Yes: bear in mind the form of the expression. Use one form, explicit comparison, and your analogy will be a simile. Use another form, implicit comparison, and your analogy will be a metaphor. That's really all there is to it, despite the confusing complexities and mysteries I will later introduce. This answer (to your second question), also bears directly on your third question,
Is there any surefire way to turn an analogy into a metaphor proper? E.g.: a colon, to signal that I am explaining the tenor; or simply writing a simile then omitting the explicit comparison.
As explained, an analogy is already a metaphor, or a simile, depending on the form of the expression. So, your idea that inserting a colon in place of an explicit comparative phrase (for example) might sometimes work, but won't always. Unless you understand what you are doing, and saying, the result of inserting that colon will sometimes be merely a mess. Far better will be to understand the different ways of expressing explicit and implicit comparisons, and of converting one form of expression to another.
Theorists have argued that language, learning, and thinking are essentially metaphorical processes. For a technical analysis of some current thinking on metaphorical processes in language and thought, see Metaphor in language and thought: How do we map the field?, by Gerard Steen (in press).
See "The role of metaphor in learning and knowledge formation" for a summary description of one project focussed on analyzing how metaphorical thinking underlies learning processes.
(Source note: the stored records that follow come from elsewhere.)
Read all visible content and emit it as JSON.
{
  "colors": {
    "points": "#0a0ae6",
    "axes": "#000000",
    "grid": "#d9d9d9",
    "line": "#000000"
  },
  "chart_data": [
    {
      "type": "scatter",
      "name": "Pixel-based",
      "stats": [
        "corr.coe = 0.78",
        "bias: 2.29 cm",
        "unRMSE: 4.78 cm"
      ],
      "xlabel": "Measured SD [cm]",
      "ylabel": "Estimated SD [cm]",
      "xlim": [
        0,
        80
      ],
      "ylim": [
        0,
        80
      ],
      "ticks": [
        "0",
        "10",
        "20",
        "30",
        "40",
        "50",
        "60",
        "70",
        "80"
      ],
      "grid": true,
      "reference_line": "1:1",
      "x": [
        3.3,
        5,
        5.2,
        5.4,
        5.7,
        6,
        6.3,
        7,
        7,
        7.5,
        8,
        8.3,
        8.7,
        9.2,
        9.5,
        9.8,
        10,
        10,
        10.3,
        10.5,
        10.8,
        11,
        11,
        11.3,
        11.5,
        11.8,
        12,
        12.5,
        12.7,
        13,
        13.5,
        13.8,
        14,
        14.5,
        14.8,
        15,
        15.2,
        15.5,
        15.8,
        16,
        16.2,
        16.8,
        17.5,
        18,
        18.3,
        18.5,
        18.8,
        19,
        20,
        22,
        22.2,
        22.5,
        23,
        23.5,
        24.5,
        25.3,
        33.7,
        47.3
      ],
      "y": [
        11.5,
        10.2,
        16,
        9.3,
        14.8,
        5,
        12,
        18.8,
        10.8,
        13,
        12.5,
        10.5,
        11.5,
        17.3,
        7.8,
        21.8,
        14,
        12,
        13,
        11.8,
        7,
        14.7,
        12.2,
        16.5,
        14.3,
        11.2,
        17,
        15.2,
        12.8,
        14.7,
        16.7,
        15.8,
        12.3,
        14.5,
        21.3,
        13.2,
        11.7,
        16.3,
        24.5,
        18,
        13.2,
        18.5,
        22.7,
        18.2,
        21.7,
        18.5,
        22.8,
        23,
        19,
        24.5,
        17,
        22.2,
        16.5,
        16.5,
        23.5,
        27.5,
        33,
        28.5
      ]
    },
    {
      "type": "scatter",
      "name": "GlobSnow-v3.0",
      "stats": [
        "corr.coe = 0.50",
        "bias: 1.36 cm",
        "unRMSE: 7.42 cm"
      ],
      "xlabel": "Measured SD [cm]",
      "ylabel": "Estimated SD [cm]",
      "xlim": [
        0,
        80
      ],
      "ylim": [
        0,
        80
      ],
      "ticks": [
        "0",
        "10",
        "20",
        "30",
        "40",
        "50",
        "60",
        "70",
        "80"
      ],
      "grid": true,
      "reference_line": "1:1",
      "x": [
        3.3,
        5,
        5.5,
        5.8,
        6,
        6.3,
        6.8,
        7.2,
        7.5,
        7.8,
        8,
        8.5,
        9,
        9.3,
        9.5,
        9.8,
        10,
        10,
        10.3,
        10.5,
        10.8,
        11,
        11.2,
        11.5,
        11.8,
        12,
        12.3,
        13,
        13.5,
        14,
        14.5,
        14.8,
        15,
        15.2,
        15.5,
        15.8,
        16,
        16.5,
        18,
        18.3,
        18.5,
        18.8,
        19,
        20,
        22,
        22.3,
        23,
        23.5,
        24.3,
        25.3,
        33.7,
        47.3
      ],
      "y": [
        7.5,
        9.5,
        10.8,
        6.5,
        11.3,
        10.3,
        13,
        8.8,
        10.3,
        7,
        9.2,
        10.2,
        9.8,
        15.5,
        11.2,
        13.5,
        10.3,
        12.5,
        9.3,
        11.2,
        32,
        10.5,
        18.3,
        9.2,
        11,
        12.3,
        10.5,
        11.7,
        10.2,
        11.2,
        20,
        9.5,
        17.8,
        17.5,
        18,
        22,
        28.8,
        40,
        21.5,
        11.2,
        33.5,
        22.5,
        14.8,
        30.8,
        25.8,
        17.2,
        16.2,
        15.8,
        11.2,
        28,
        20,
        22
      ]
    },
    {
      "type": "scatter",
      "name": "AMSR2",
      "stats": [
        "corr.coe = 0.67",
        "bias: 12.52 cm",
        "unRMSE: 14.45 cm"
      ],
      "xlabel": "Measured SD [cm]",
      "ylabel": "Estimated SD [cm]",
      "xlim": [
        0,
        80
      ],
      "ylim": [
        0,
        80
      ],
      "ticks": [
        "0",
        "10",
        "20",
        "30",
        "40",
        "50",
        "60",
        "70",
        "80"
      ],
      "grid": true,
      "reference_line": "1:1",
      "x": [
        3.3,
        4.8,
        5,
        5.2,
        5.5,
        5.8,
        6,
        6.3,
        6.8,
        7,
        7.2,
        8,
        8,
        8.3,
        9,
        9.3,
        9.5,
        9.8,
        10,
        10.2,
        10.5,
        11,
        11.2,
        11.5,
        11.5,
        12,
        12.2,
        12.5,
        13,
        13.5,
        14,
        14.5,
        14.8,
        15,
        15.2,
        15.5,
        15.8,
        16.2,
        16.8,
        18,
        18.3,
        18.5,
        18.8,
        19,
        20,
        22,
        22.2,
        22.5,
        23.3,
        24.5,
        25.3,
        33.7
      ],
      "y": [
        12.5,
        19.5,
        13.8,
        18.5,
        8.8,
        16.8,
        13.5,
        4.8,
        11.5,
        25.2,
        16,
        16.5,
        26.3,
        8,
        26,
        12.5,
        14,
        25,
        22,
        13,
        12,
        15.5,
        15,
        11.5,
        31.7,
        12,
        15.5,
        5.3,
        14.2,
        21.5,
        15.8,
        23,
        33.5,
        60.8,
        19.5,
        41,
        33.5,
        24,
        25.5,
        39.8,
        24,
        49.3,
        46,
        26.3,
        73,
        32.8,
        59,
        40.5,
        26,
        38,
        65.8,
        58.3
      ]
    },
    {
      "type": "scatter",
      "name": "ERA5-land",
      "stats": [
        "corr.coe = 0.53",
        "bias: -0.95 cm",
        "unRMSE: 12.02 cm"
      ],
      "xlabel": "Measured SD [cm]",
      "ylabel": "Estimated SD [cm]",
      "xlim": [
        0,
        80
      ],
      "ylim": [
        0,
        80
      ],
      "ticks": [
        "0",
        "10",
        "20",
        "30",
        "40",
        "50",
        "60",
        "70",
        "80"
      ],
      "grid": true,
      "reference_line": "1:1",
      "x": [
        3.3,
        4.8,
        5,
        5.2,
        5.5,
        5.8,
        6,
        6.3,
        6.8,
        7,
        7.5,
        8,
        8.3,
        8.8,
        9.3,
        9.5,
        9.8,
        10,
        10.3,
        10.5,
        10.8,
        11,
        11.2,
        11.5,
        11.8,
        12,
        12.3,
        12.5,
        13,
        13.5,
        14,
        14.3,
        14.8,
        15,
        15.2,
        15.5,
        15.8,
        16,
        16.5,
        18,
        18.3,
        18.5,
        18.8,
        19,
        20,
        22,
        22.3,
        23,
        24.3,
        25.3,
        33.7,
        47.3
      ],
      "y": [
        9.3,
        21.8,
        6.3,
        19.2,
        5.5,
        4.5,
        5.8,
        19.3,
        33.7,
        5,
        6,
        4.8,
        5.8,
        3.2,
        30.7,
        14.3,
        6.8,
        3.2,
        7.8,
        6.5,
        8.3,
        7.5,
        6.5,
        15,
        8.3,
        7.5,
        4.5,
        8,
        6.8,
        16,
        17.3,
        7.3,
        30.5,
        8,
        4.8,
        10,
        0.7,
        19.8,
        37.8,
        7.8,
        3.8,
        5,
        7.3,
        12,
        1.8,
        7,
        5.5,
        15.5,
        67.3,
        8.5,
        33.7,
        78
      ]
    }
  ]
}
For more detail, see "Cathedrals in the Mind: The Architecture of Metaphor in Understanding Learning" (Chapter from Cybernetics and Systems '86, pp. 285-292, by Kathleen Forsythe). The paper that became the chapter received the American Cybernetic Society award for the best paper of the year (1986). This is the complete abstract:
The pervasiveness of metaphor in our conceptual system suggests a central and basic role in the underlying architecture of thought. Metaphor represents the ability to understand one thing in terms of another as we ascribe an understood pattern to an unknown phenomena and perceive their structural integrity within the environment of our experience. We can then begin to perceive the environment of learning as one in which analogical thinking serves as architecture, analytical thinking serves as engineering and the imagination ensures that the interactions which create life and meaning are always being realized anew. The implications for this approach to applied epistemology provides insight into the design and development of learning systems that support the creative nature of learning.